Memur geviş getirme işlemini daha manidar bir tavırla yavaş yavaş sürdürdüğünde artık iyice sıkılmıştım ve sesimi bir ton daha alçaltıp:

" Annesi perişan, yatalak kadın. Durumu da ağır. Yalvarırım söyleyin ne yaptılar, durum ne? " diyerek dudaklarımı büzerek ağlamaklı bir hal aldım. Sahiden ağlamamak için kendimi sıkarken uydurduğum yalanın, karşımda ki adamda sonuç bulmasını bekledim. Şaşkın aralanan ağzındaki sakızı gördüğüm an bendeki ciddiyetini kaybeden memurun üniformasından asılıp her şeyi anlatması için tehdit etmemek adına kendimi zor tuttum. Nihayet, açık ağzını topladı ve ağır ağır:

"Komiserin odası sağda; gir, ona sor. " diye cevap verdi. Beklediğim dakikalar, kaybettiğim zaman ve ondan medet uman gönlümü bir kenarda bırakıp girdim içeri. Ben elimi kolumu sallaya sallaya içeriye girmişken komiserin kapısının önünde yeni bir kolluk kuvveti tarafından engellendim.

" Kime baktınız bayan? "

Yeniden açıklamalar silsilesine başlamak ve mevcut yalanımla o memuru da ikna etmem arasında geçen sürede komiserin içeride ifade aldığını, şikayetçinin ifadesi bittikten sonra içeri girmem gerektiği söylenince kendime bulduğum uygun köşeye çöktüm. Günlerdir dinlememiş, oturmamış kadar yorgun bacaklarım ağrıdan çekilirken Uğur'un o son bakışındaydı aklım. Suçunun olmadığını fısıldayan dili, aylardır görmediği, hayatında pek de yeri olmayan birine konuşuyordu, beklentisiz, son bir çırpınış gibi. Herkesin gizemli kahramanı Uğur, şimdi adi bir suçtan karakoldaydı. Aynı anda aynı duvarların içinde aynı sebepten olmasa da tutsaktık. Onun gibi adı konmuş bir suçum yoktu ama aşk meçhulü olmakla yargılanmadan hapsolmuştum. Başımı ellerimin arasına alıp çaresizliğimi en dibine kadar yaşadığım o an bir kurtuluş gibiydi, beklediğim kapıdan çıkan Uğur. İçeride onun da ifade verdiği ayrıntısını bilmemem gözlerinin solgun mavisiyle onu tekrar görmüş olmama inanışımı zorladı. Kalkarken yerimden o beni görmemiş, yine yanında bir görevli ile koridorda ilerliyordu. Onun için ne yapabileceğimi söyleyecek kişi yine o olurdu ve komiserle konuşmadan evvel onunla konuşmalıydım. Peki ama nasıl?

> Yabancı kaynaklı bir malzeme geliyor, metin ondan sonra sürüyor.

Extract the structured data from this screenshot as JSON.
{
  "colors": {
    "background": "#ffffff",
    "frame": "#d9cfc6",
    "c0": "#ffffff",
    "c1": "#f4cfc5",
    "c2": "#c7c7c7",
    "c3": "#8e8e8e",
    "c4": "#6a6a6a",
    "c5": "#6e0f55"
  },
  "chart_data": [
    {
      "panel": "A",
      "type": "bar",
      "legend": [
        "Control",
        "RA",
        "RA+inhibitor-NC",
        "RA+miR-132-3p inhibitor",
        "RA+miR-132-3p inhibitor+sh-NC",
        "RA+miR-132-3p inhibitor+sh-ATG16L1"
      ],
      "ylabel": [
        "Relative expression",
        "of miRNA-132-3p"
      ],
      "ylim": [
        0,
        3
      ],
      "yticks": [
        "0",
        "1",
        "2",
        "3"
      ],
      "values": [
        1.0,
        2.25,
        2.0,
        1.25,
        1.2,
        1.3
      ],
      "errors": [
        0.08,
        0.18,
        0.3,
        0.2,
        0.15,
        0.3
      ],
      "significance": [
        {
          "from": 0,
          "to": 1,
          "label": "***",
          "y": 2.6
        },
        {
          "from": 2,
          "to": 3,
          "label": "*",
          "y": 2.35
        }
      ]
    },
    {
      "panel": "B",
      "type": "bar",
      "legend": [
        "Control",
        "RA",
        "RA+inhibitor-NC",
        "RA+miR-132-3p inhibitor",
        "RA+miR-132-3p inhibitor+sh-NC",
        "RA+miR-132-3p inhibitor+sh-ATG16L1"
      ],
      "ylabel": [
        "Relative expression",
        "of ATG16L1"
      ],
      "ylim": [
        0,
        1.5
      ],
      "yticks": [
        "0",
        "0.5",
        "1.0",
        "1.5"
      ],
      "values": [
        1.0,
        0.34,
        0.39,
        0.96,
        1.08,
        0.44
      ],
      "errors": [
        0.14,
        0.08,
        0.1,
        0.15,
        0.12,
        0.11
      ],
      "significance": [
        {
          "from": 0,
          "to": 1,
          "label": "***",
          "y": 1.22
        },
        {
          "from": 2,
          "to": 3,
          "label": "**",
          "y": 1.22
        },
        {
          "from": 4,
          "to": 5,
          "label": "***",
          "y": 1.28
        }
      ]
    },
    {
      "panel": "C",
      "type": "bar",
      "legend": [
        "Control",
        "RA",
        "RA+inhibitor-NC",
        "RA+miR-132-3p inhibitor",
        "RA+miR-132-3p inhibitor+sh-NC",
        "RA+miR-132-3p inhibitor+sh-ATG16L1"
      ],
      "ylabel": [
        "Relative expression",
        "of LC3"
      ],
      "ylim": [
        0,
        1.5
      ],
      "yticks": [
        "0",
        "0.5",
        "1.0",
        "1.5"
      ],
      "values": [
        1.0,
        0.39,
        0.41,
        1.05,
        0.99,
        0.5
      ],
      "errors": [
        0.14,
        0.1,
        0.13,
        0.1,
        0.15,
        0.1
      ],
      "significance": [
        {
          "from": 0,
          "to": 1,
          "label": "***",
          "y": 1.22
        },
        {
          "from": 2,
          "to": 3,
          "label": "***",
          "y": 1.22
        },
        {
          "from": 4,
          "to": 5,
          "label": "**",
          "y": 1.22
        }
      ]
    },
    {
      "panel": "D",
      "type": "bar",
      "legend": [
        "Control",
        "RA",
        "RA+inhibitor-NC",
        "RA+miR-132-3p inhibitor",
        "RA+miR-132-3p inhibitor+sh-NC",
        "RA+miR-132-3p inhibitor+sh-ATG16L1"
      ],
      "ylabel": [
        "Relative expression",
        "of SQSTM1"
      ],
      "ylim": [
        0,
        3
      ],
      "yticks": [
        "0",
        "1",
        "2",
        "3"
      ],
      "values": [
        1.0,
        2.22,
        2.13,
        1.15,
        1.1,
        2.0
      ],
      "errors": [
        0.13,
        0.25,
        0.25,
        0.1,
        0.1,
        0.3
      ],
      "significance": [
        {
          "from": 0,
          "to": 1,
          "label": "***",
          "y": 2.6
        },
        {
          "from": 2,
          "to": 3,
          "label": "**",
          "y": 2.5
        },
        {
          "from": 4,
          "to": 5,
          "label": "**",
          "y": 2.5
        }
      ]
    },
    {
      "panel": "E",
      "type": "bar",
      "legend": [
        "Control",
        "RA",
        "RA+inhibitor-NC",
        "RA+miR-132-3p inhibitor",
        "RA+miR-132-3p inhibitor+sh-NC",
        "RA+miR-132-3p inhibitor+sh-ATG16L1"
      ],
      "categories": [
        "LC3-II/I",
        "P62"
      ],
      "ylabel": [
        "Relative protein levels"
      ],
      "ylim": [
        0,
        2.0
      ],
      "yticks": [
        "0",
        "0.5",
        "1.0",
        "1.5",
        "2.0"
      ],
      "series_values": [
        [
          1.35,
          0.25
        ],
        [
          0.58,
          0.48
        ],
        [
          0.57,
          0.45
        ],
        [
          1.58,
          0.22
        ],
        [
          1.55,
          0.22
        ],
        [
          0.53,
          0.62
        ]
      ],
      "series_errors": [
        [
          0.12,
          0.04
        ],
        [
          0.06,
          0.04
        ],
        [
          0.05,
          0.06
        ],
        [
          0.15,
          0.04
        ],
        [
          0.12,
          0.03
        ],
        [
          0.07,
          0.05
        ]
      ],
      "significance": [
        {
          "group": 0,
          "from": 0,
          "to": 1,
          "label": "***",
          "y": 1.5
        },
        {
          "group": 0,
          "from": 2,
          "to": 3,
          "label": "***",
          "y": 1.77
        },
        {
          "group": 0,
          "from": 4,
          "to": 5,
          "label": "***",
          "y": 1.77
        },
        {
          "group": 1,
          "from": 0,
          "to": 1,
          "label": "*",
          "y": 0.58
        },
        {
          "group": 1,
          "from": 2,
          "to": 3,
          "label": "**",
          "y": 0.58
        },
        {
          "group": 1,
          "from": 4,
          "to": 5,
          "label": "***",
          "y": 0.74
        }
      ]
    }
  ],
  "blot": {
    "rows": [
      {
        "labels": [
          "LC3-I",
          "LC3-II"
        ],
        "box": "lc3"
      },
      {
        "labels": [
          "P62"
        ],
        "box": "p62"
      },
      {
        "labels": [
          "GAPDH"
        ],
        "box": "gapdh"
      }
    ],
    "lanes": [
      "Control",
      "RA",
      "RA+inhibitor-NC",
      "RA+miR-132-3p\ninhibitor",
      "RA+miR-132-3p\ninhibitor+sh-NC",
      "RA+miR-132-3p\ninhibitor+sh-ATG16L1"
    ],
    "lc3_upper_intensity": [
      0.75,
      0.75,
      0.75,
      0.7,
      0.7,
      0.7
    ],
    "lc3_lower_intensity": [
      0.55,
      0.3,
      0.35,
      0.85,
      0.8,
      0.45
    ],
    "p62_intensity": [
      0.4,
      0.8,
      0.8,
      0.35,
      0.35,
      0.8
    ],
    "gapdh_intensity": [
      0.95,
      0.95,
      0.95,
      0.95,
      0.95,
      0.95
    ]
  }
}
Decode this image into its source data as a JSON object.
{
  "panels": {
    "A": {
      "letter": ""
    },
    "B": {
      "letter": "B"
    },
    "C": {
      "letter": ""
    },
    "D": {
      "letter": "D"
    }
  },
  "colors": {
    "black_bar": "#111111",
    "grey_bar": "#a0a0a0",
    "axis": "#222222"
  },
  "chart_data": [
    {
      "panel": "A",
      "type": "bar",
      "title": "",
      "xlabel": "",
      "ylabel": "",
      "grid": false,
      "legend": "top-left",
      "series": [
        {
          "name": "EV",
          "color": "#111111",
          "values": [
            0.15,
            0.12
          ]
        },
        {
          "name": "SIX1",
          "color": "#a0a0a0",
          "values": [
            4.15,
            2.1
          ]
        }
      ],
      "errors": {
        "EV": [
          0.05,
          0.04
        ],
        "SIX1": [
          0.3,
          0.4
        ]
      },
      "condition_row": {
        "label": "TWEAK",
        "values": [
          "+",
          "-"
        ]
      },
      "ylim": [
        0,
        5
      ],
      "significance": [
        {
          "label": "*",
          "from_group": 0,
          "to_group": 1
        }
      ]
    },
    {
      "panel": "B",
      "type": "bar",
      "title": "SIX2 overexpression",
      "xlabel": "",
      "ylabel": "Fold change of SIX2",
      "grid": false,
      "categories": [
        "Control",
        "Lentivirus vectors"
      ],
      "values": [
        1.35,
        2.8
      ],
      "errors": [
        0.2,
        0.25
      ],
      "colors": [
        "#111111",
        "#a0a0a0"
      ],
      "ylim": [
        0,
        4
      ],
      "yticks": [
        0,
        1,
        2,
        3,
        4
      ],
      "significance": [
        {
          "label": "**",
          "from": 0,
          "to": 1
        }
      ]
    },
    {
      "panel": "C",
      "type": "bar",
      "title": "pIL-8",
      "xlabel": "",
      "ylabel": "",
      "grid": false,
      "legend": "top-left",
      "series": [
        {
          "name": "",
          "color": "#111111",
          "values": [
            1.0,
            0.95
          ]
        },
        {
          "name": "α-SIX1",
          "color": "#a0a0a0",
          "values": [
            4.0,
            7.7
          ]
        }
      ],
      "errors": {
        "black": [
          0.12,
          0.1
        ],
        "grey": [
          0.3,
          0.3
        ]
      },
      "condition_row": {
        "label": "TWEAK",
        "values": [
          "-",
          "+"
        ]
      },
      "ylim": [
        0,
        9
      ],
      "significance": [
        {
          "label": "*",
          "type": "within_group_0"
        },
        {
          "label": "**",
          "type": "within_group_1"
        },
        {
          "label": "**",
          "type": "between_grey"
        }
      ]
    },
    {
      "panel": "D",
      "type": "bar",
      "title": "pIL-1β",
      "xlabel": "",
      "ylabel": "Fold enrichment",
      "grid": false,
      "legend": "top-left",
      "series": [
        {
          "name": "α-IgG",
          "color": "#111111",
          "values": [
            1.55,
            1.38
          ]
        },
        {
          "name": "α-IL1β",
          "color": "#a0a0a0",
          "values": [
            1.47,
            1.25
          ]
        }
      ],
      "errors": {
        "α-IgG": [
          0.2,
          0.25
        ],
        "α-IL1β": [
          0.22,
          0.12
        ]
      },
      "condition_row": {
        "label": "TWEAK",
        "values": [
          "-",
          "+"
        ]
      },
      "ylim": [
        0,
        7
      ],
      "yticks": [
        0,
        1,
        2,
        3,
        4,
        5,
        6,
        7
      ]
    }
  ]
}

"Memur bey? " diye bağırıp topuklarımın fayans döşeli zeminde çıkardığı şıkırtılı seslere aldırışsız yetiştim bir kez daha:" Memur bey, lütfen! " dediğimde şimdi orta yaşlı memur ile yanındaki suçlunun bakışları üzerimdeydi. Daha uzun koşmuşum gibi nefes nefese kalışım Uğur ile yeniden karşılaşmamdandı ve ben işte bu kadar akıl almaz bir aşıktım.

" Memur bey, izin verin beş dakika konuşalım. "

Adam kaşlarını kaldırırken tahammülsüz bir of çektikten hemen sonra: 

"Yarın savcıya çıkacak, hapishane değil burası, göremezsin. " deyip Uğur'u tekrar yoluna çevirdi. Hiç ifadesiz, adamın yanında yoluna devam eden Uğur'un başını arkaya döndürüp de baktığı o an, beni pes etmemem gerektiğine ikna etti. Ya da ben ikna olmaya zaten hazırdım. Bu defa koşarken tam önlerine geçip iki elimi avuç içleri memura dönük bir halde çevirip:

"Memur bey, izin verin,yalvarırım beş dakika. Hapishaneye kadar daha var, ben n'aparım o güne kadar... " diye sürdürdüğüm ikna çabama yeni bir yalan bulupkuyruklu olarak sundum memura, ellerimi karnıma koyup:

" Bebeğimle bir başımıza kaldık, çaresizim memur bey, sizin de evlatlarınız var. N'olur? " dedim.